A : Quel a été le premier projet d’Ambitieux ?

L : Officiellement, c’est Dernier Carat, l’album sorti en 2009. Mais on peut considérer que c’est la tape de Deheb qui date de 2001. On avait placé plein de sons dessus. On avait un crew qui s’appelait Menace Fantôme, ça rassemblait Ambitieux, Serial MC’s et Rencontre du 3e Style, qui étaient des breakers : Rudy, Jeff, Bruce, Junior, Mike… En 2004, j’ai sorti Lexx Files avec Brokeneck, qu’on peut presque considérer comme un gros EP d’Ambitieux. On l’a sorti à 1 000 exemplaires, presque tout a été placé. Benny Brokeneck, qui m’ont managé pendant six ou sept ans, ont tout financé : studio, mix, promo, pressage… Ils avaient booké l’Ubu [NDLR: salle de concert rennaise], on avait fait une soirée avec Fredy K, DJ Battle, Prince D’Arabee…

A : Comment s’est fait le morceau avec Fredy K ?

L : C’était pas comme à l’époque internet. J’étais parti une semaine chez mon manager et on avait fait venir tous les mecs pour leur faire écouter les sons. Fredy K est descendu en Bretagne un mois après pour enregistrer. On a fait une radio et il est revenu pour le concert. On allait voir les gars, on connectait, on leur faisait écouter… On s’est connus grâce à un pote commun et Guilherm de Just Like HipHop, ancien manager de Netik. Fredy K a écouté ce qu’on faisait et il a été chaud direct. Personne ne nous connaissait, ce n’était qu’une petite mixtape de l’ouest. De là, on a commencé à faire pas mal de concerts… J’ai eu le temps de bien me rôder, de me former. Il y a aussi eu Arken, Sinistre, Gensi, Atom de Coup 2 Cross, Troubl’… Je ne suis plus là à représenter le hip-hop dans chaque texte mais c’est vraiment ma formation, on traîne avec des breakers, des DJ… Netik, Junior, Mike, que des mecs avec un gros niveau. Et en rap, c’était pareil.
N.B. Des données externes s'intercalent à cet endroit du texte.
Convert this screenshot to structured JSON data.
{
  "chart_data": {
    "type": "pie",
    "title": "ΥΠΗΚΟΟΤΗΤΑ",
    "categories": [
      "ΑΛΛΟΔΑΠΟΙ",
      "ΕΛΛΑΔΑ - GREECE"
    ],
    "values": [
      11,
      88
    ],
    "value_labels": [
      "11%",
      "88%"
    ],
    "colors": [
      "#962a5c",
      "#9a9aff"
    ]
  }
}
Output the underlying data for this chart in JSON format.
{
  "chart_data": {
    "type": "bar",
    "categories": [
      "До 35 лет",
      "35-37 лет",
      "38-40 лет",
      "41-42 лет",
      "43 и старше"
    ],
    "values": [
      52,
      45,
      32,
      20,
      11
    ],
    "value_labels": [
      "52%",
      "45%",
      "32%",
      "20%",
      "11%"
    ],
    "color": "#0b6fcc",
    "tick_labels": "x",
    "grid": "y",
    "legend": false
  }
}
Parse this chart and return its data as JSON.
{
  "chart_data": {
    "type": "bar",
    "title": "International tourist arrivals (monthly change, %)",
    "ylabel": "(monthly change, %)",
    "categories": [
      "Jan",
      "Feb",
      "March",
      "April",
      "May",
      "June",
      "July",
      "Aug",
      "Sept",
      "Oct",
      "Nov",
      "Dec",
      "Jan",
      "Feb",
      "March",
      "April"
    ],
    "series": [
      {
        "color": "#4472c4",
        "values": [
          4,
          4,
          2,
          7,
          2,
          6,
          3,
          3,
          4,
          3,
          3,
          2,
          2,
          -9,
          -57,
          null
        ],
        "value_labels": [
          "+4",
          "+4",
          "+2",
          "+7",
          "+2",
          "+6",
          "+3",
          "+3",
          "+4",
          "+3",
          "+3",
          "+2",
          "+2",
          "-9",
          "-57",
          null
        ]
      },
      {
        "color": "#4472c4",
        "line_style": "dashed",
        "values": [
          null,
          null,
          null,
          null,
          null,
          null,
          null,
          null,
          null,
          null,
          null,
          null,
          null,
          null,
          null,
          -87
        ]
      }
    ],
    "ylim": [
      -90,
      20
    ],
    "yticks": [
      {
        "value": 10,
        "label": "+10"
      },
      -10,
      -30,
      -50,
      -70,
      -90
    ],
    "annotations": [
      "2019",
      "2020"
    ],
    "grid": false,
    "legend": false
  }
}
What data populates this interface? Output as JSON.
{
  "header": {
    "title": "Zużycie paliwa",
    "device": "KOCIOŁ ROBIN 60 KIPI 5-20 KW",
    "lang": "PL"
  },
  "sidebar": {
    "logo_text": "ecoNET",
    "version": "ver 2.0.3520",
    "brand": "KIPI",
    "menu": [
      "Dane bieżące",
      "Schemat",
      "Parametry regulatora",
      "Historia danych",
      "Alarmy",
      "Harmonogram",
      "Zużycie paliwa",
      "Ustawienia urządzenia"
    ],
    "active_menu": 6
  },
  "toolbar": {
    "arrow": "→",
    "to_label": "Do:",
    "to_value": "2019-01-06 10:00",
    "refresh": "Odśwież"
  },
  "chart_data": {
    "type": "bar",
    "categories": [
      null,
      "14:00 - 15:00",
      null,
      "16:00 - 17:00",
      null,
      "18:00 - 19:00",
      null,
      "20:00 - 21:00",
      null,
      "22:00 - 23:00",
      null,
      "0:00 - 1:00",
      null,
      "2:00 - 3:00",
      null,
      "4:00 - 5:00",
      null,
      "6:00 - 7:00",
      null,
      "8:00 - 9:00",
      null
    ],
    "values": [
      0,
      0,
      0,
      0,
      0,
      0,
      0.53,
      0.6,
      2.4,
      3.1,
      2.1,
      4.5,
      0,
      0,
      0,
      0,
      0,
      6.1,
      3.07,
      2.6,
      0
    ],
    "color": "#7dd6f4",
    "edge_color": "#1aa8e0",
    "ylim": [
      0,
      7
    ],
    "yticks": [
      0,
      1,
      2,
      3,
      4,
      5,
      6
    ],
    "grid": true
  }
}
A : Netik faisait partie d’Ambitieux ?

L : Non, même si on a fait beaucoup de dates ensemble, Netik faisait partie de Hip Obskur à la base. Neeto et lui étaient à l’émission Cap’tain Café avec IAM et les X.Men. Netik avait quatorze ans à l’époque mais déjà une petite réputation. Le gars avait un don. L’émission était tournée à Rennes, à l’Espace. Ils avaient entendu parler de lui et l’avaient invité pour l’interviewer. Hip Obskur étaient réputés. Ils avaient fait les Francofolies de la Rochelle… Sylvain Wiltord devait même produire leur album à l’époque. Les deux étaient de Saint-Malo, mais il y avait un troisième membre originaire de Caen, parti ensuite dans Battle Mode Click. NTM était venu en 96 à Quartier d’Été et eux avaient tout retourné en première partie, c’est là que je les ai découverts. Netik, c’est un phénomène. Il a un niveau de fou, que ce soit en technique, en prod’ ou tout ce qui est ingénierie de studio. C’est un autodidacte. Tu lui donnes une guitare ou une batterie, il va jouer. C’est bien plus profond que le scratch

« J’ai découvert la garage, le 2-step et le grime grâce à MTV Base Angleterre vers 2001, et direct je me suis dit : « C’est ça que je veux faire ». »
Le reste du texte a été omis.